On Wednesday, Jassy wrote that the review “has been more difficult given the uncertain economy and that we’ve hired rapidly over the last several years.”

“These changes will help us pursue our long-term opportunities with a stronger cost structure; however, I’m also optimistic that we’ll be inventive, resourceful, and scrappy in this time when we’re not hiring expansively and eliminating some roles,” Jassy wrote. “Companies that last a long time go through different phases. They’re not in heavy people expansion mode every year.”

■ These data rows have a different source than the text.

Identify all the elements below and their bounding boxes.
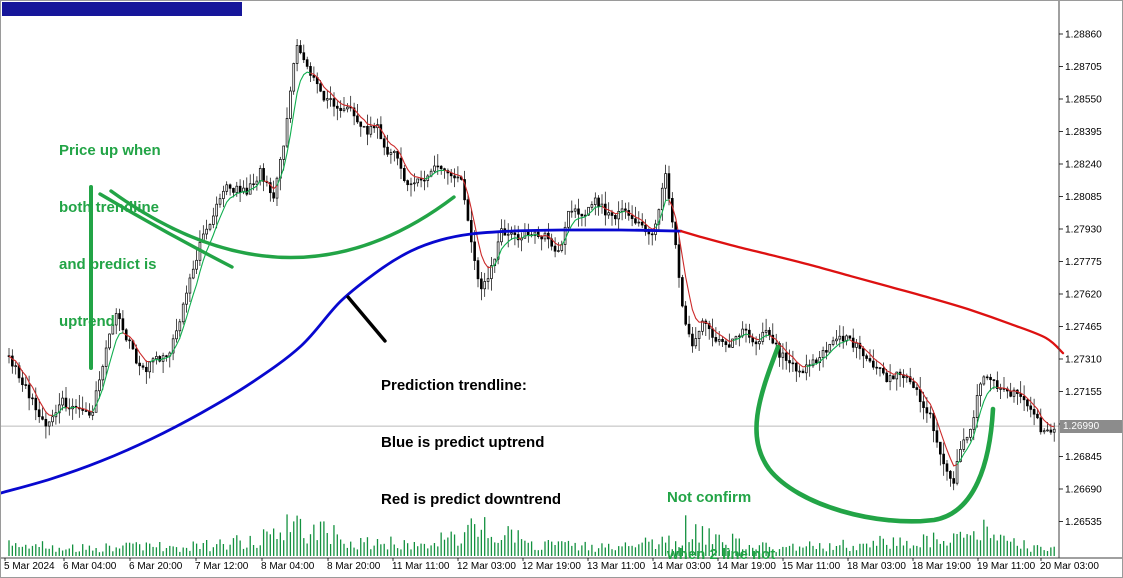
chart-title-bar[interactable]: GBPUSD, H1: Great Britain Pound vs US Do… (2, 2, 243, 28)
price-tick-label: 1.28240 (1065, 160, 1102, 171)
volume-bars (8, 514, 1055, 556)
price-axis-labels: 1.28860 1.28705 1.28550 1.28395 1.28240 1.280… (1059, 30, 1102, 528)
time-tick-label: 14 Mar 03:00 (652, 561, 711, 572)
price-tick-label: 1.27775 (1065, 257, 1102, 268)
time-tick-label: 8 Mar 20:00 (327, 561, 381, 572)
time-tick-label: 20 Mar 03:00 (1040, 561, 1099, 572)
price-tick-label: 1.27310 (1065, 355, 1102, 366)
time-tick-label: 19 Mar 11:00 (977, 561, 1036, 572)
annotation-not-confirm-note: Not confirm when 2 line not same directi… (667, 450, 776, 577)
annotation-prediction-trendline-note: Prediction trendline: Blue is predict up… (381, 338, 561, 547)
note-line: when 2 line not (667, 546, 776, 563)
time-tick-label: 12 Mar 19:00 (522, 561, 581, 572)
price-tick-label: 1.28395 (1065, 127, 1102, 138)
time-tick-label: 12 Mar 03:00 (457, 561, 516, 572)
current-price-tag: 1.26990 (1060, 420, 1122, 433)
time-tick-label: 5 Mar 2024 (4, 561, 55, 572)
price-tick-label: 1.28705 (1065, 62, 1102, 73)
time-tick-label: 13 Mar 11:00 (587, 561, 646, 572)
note-line: Red is predict downtrend (381, 491, 562, 508)
candlesticks (7, 39, 1056, 491)
time-tick-label: 18 Mar 19:00 (912, 561, 971, 572)
chart-title: GBPUSD, H1: Great Britain Pound vs US Do… (20, 17, 236, 28)
prediction-uptrend-line (1, 228, 683, 495)
green-arc-long (109, 189, 456, 260)
green-swoosh-line (754, 344, 996, 524)
time-tick-label: 18 Mar 03:00 (847, 561, 906, 572)
note-line: and predict is (59, 256, 157, 273)
time-tick-label: 11 Mar 11:00 (392, 561, 450, 572)
price-tick-label: 1.27930 (1065, 225, 1102, 236)
price-tick-label: 1.28860 (1065, 30, 1102, 41)
time-axis-labels: 5 Mar 2024 6 Mar 04:00 6 Mar 20:00 7 Mar 12… (4, 558, 1099, 572)
time-tick-label: 14 Mar 19:00 (717, 561, 776, 572)
note-line: Prediction trendline: (381, 377, 527, 394)
note-line: both trendline (59, 199, 159, 216)
time-tick-label: 6 Mar 20:00 (129, 561, 183, 572)
note-line: Price up when (59, 142, 161, 159)
annotation-price-up-note: Price up when both trendline and predict… (59, 103, 161, 369)
ma-fast-line (8, 71, 1055, 467)
time-tick-label: 7 Mar 12:00 (195, 561, 249, 572)
price-tick-label: 1.26535 (1065, 517, 1102, 528)
black-pointer-line (346, 295, 387, 343)
axes (1, 1, 1122, 559)
price-tick-label: 1.26845 (1065, 452, 1102, 463)
time-tick-label: 15 Mar 11:00 (782, 561, 841, 572)
note-line: uptrend (59, 313, 115, 330)
prediction-downtrend-line (679, 229, 1065, 355)
price-tick-label: 1.28550 (1065, 95, 1102, 106)
time-tick-label: 8 Mar 04:00 (261, 561, 315, 572)
note-line: Not confirm (667, 489, 752, 506)
note-line: Blue is predict uptrend (381, 434, 545, 451)
price-tick-label: 1.27465 (1065, 322, 1102, 333)
price-tick-label: 1.28085 (1065, 192, 1102, 203)
price-tick-label: 1.27620 (1065, 290, 1102, 301)
price-tick-label: 1.27155 (1065, 387, 1102, 398)
annotation-shapes (89, 185, 996, 524)
time-tick-label: 6 Mar 04:00 (63, 561, 117, 572)
price-tick-label: 1.26690 (1065, 485, 1102, 496)
green-arc-short (98, 192, 234, 269)
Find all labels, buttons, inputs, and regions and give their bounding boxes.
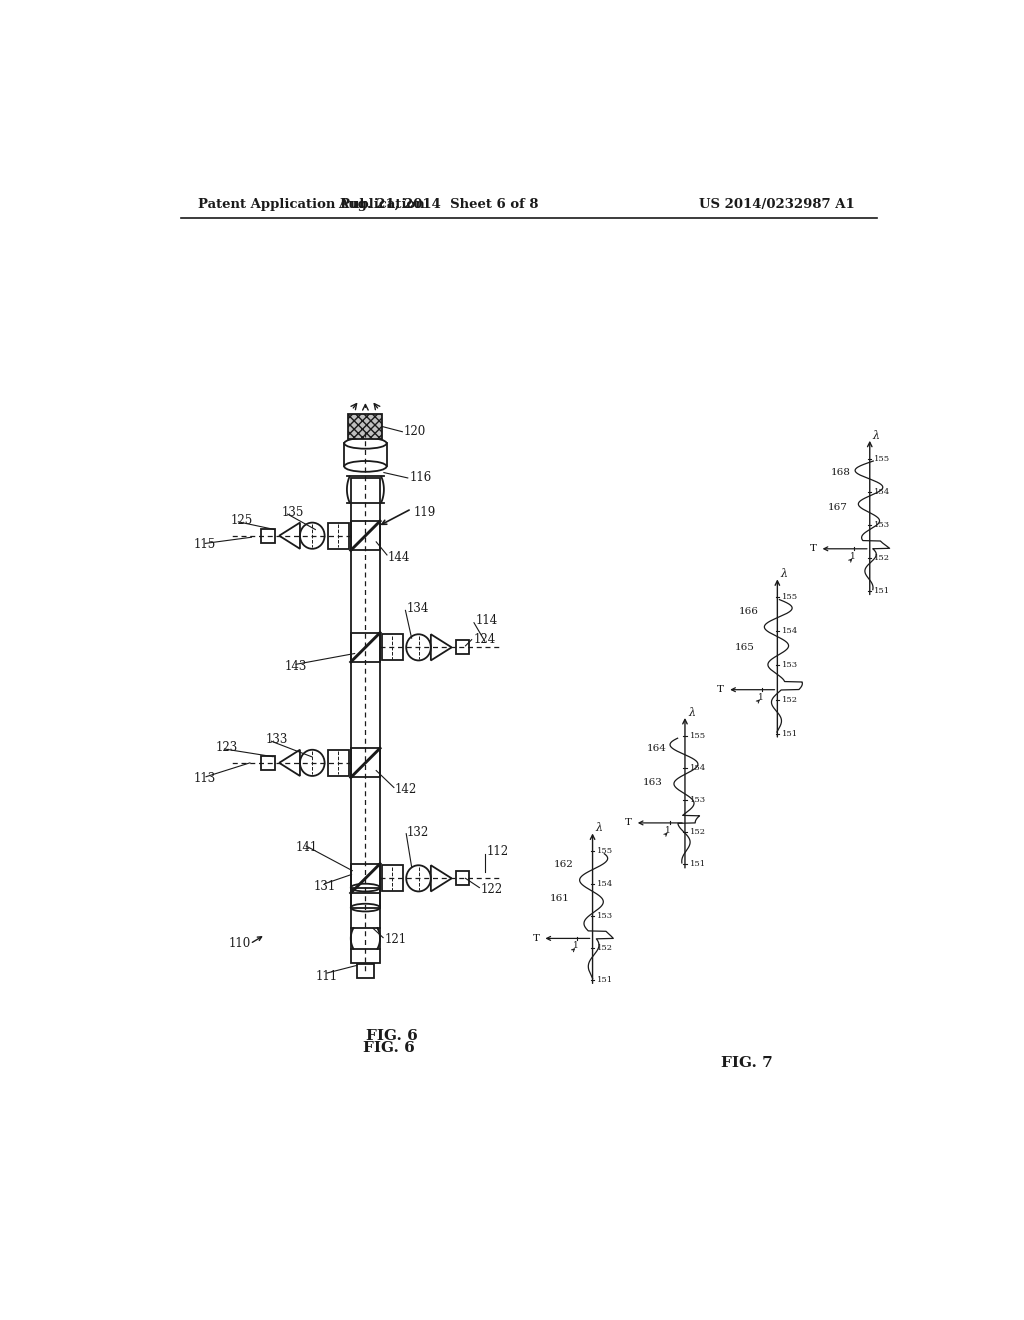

The layoffs will mostly affect Amazon Stores, which encompasses ecommerce and physical retail, as well as the division known as People Experience and Technology, which encompasses people ops and culture functions.

Jassy wrote that the layoffs will begin on January 18. The company had planned to communicate all of this following communication with employees, but news of the additional layoffs was leaked to the Wall Street Journal, prompting the official word to be delivered sooner.

The cuts come as Amazon continues to recalibrate following the COVID-19 pandemic. Prompted by a spike in ecommerce demand, the company massively expanded its logistics network and hired rapidly over 2020-21. But by April of 2022, the company said it had too much capacity in its network. Amazon has since engaged in belt-tightening, including making cuts to certain future-facing tech projects like home delivery robots and to its devices team. This week, Amazon also disclosed that it secured an $8 billion loan, to be used for general expenses this year.

The layoffs come after the company communicated uncertainty about its prospects heading into the recently-completed fourth quarter and the holiday shopping season. While Amazon last week said it had a record holiday shopping season and shared that 60% of items purchased were from third-party sellers, it has yet to release numbers showing overall results.

Amazon is not the only company that provides the tech infrastructure of ecommerce to make layoffs in recent months, as Meta, Shopify and Stripe have also let go of large numbers of employees. But Amazon's planned number of employees is now the highest so far of this wave.

On Wednesday, Salesforce, which provides ecommerce tools to brands and retailers through Commerce Cloud as part of a wider CRM business, said it would lay off 10% of its workforce. That’s about 8,000 employees, the New York Times reports.

“As our revenue accelerated through the pandemic, we hired too many people leading into this economic downturn we’re now facing, and I take responsibility for that,” CEO Marc Benioff wrote in a memo to employees.

The convergence of inflation, interest rates and consumer shifts back to pre-pandemic preferences for experiences and in-person shopping created a difficult environment for tech companies that saw the biggest rise during pandemic years that saw demand for goods and digital adoption explode like never before. Wednesday’s layoffs are a sign that the fallout will continue in 2023.